DiffTED: One-shot Audio-driven TED Talk Video Generation with Diffusion-based Co-speech Gestures
This work addresses the need for more natural and integrated talking video generation for applications like virtual avatars, though it is incremental by building on existing diffusion and motion modeling techniques.
The paper tackled the problem of generating coherent and diverse co-speech gestures in audio-driven talking videos by introducing DiffTED, a diffusion-based method that produces temporally coherent TED-style videos from a single image, with experiments showing improved gesture diversity and coherence.

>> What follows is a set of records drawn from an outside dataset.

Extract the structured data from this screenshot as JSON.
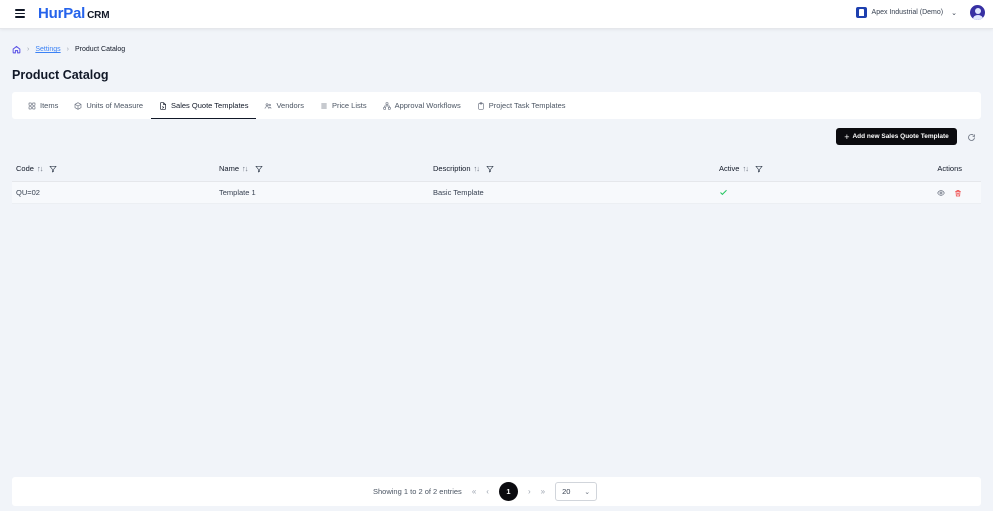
{
  "header": {
    "logo_main": "HurPal",
    "logo_suffix": "CRM",
    "company": "Apex Industrial (Demo)"
  },
  "breadcrumb": {
    "settings": "Settings",
    "current": "Product Catalog"
  },
  "page_title": "Product Catalog",
  "tabs": [
    {
      "label": "Items",
      "icon": "grid-icon"
    },
    {
      "label": "Units of Measure",
      "icon": "box-icon"
    },
    {
      "label": "Sales Quote Templates",
      "icon": "document-icon",
      "active": true
    },
    {
      "label": "Vendors",
      "icon": "users-icon"
    },
    {
      "label": "Price Lists",
      "icon": "list-icon"
    },
    {
      "label": "Approval Workflows",
      "icon": "workflow-icon"
    },
    {
      "label": "Project Task Templates",
      "icon": "clipboard-icon"
    }
  ],
  "toolbar": {
    "add_label": "Add new Sales Quote Template"
  },
  "table": {
    "columns": {
      "code": "Code",
      "name": "Name",
      "description": "Description",
      "active": "Active",
      "actions": "Actions"
    },
    "rows": [
      {
        "code": "QU=02",
        "name": "Template 1",
        "description": "Basic Template",
        "active": true
      }
    ]
  },
  "pagination": {
    "summary": "Showing 1 to 2 of 2 entries",
    "first": "«",
    "prev": "‹",
    "page": "1",
    "next": "›",
    "last": "»",
    "per_page": "20"
  },
  "colors": {
    "brand": "#2563eb",
    "primary_button": "#0b0b0f",
    "active_check": "#22c55e",
    "delete": "#ef4444"
  }
}
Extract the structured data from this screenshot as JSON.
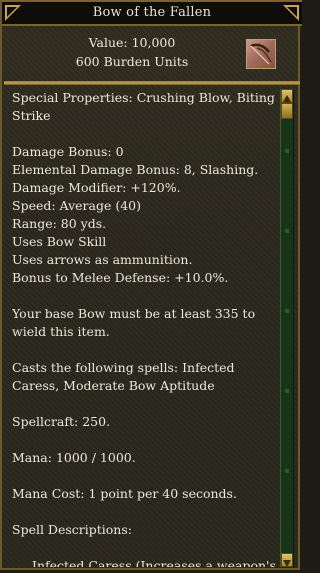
{
  "window": {
    "title": "Bow of the Fallen"
  },
  "header": {
    "value": "Value: 10,000",
    "burden": "600 Burden Units",
    "icon": "bow-item-icon"
  },
  "description": {
    "special": "Special Properties: Crushing Blow, Biting Strike",
    "damage_bonus": "Damage Bonus: 0",
    "elemental_bonus": "Elemental Damage Bonus: 8, Slashing.",
    "damage_modifier": "Damage Modifier: +120%.",
    "speed": "Speed: Average (40)",
    "range": "Range: 80 yds.",
    "skill": "Uses Bow Skill",
    "ammo": "Uses arrows as ammunition.",
    "melee_defense": "Bonus to Melee Defense: +10.0%.",
    "wield_req": "Your base Bow must be at least 335 to wield this item.",
    "casts": "Casts the following spells: Infected Caress, Moderate Bow Aptitude",
    "spellcraft": "Spellcraft: 250.",
    "mana": "Mana: 1000 / 1000.",
    "mana_cost": "Mana Cost: 1 point per 40 seconds.",
    "spell_desc_header": "Spell Descriptions:",
    "spell_desc_1": "Infected Caress (Increases a weapon's"
  },
  "scrollbar": {
    "position": 0.0
  },
  "colors": {
    "title_bg": "#0e0d0a",
    "gold_border": "#c8a64e",
    "text": "#ece8da",
    "scroll_track": "#173318"
  }
}
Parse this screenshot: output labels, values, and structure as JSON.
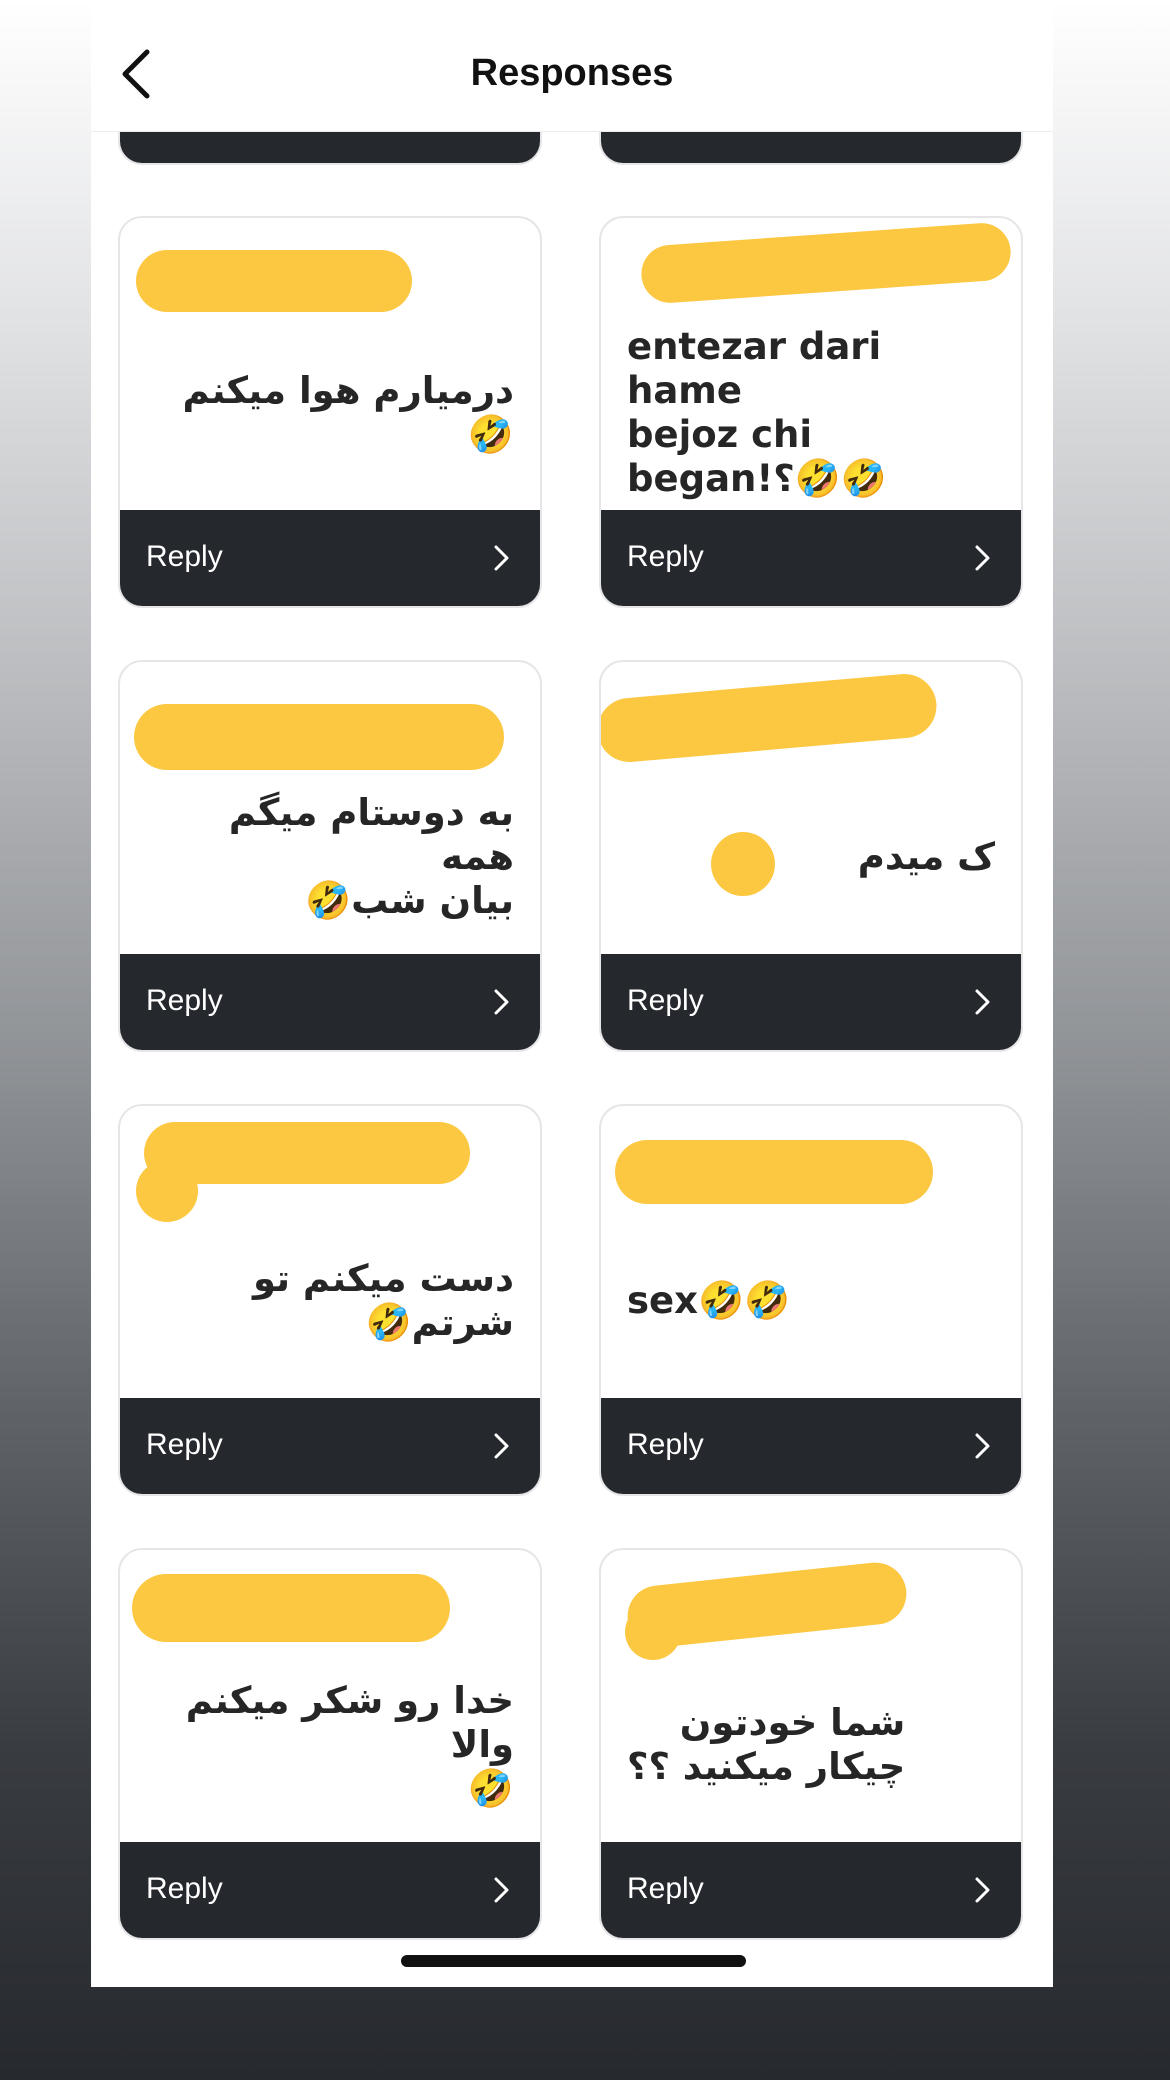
{
  "header": {
    "title": "Responses"
  },
  "reply_label": "Reply",
  "colors": {
    "redaction": "#fcc842",
    "reply_bar": "#25282d",
    "card_border": "#e6e6e8"
  },
  "icons": {
    "back": "chevron-left-icon",
    "reply_arrow": "chevron-right-icon",
    "emoji": "rolling-on-the-floor-laughing"
  },
  "cards": [
    {
      "message": ""
    },
    {
      "message": ""
    },
    {
      "message": "درمیارم هوا میکنم 🤣"
    },
    {
      "message": "entezar dari hame\nbejoz        chi\nbegan!؟🤣🤣"
    },
    {
      "message": "به دوستام میگم همه\nبیان شب🤣"
    },
    {
      "message": "ک     میدم"
    },
    {
      "message": "دست میکنم تو شرتم🤣"
    },
    {
      "message": "sex🤣🤣"
    },
    {
      "message": "خدا رو شکر میکنم والا\n🤣"
    },
    {
      "message": "شما خودتون\nچیکار میکنید ؟؟"
    }
  ]
}
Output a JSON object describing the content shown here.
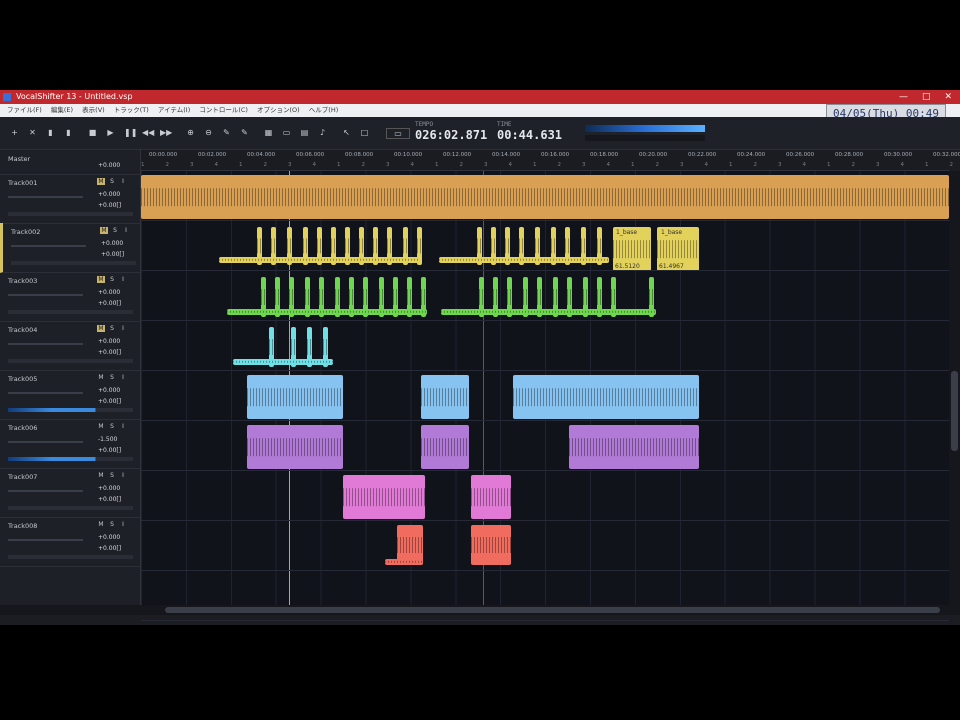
{
  "window": {
    "title": "VocalShifter 13 - Untitled.vsp",
    "minimize": "—",
    "maximize": "□",
    "close": "✕"
  },
  "menu": [
    "ファイル(F)",
    "編集(E)",
    "表示(V)",
    "トラック(T)",
    "アイテム(I)",
    "コントロール(C)",
    "オプション(O)",
    "ヘルプ(H)"
  ],
  "clock": "04/05(Thu) 00:49",
  "transport": {
    "label_a": "TEMPO",
    "value_a": "026:02.871",
    "label_b": "TIME",
    "value_b": "00:44.631"
  },
  "master": {
    "name": "Master",
    "value": "+0.000"
  },
  "tracks": [
    {
      "name": "Track001",
      "btn1": "M",
      "btn2": "S",
      "btn3": "I",
      "v1": "+0.000",
      "v2": "+0.00[]"
    },
    {
      "name": "Track002",
      "btn1": "M",
      "btn2": "S",
      "btn3": "I",
      "v1": "+0.000",
      "v2": "+0.00[]"
    },
    {
      "name": "Track003",
      "btn1": "M",
      "btn2": "S",
      "btn3": "I",
      "v1": "+0.000",
      "v2": "+0.00[]"
    },
    {
      "name": "Track004",
      "btn1": "M",
      "btn2": "S",
      "btn3": "I",
      "v1": "+0.000",
      "v2": "+0.00[]"
    },
    {
      "name": "Track005",
      "btn1": "M",
      "btn2": "S",
      "btn3": "I",
      "v1": "+0.000",
      "v2": "+0.00[]"
    },
    {
      "name": "Track006",
      "btn1": "M",
      "btn2": "S",
      "btn3": "I",
      "v1": "-1.500",
      "v2": "+0.00[]"
    },
    {
      "name": "Track007",
      "btn1": "M",
      "btn2": "S",
      "btn3": "I",
      "v1": "+0.000",
      "v2": "+0.00[]"
    },
    {
      "name": "Track008",
      "btn1": "M",
      "btn2": "S",
      "btn3": "I",
      "v1": "+0.000",
      "v2": "+0.00[]"
    }
  ],
  "timeline_ticks": [
    "00:00.000",
    "00:02.000",
    "00:04.000",
    "00:06.000",
    "00:08.000",
    "00:10.000",
    "00:12.000",
    "00:14.000",
    "00:16.000",
    "00:18.000",
    "00:20.000",
    "00:22.000",
    "00:24.000",
    "00:26.000",
    "00:28.000",
    "00:30.000",
    "00:32.000"
  ],
  "clip_labels": {
    "y1": "1_base",
    "y2": "1_base",
    "y3": "61.5120",
    "y4": "61.4967"
  },
  "colors": {
    "titlebar": "#c0282d",
    "orange": "#d9a054",
    "yellow": "#e2d15a",
    "green": "#6fd64f",
    "cyan": "#6fe0e6",
    "blue": "#86c3f0",
    "purple": "#b07ad6",
    "magenta": "#e07ad6",
    "red": "#ef6c5e"
  }
}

Audio-driven talking video generation has advanced significantly, but existing methods often depend on video-to-video translation techniques and traditional generative networks like GANs and they typically generate taking heads and co-speech gestures separately, leading to less coherent outputs. Furthermore, the gestures produced by these methods often appear overly smooth or subdued, lacking in diversity, and many gesture-centric approaches do not integrate talking head generation. To address these limitations, we introduce DiffTED, a new approach for one-shot audio-driven TED-style talking video generation from a single image. Specifically, we leverage a diffusion model to generate sequences of keypoints for a Thin-Plate Spline motion model, precisely controlling the avatar's animation while ensuring temporally coherent and diverse gestures. This innovative approach utilizes classifier-free guidance, empowering the gestures to flow naturally with the audio input without relying on pre-trained classifiers. Experiments demonstrate that DiffTED generates temporally coherent talking videos with diverse co-speech gestures.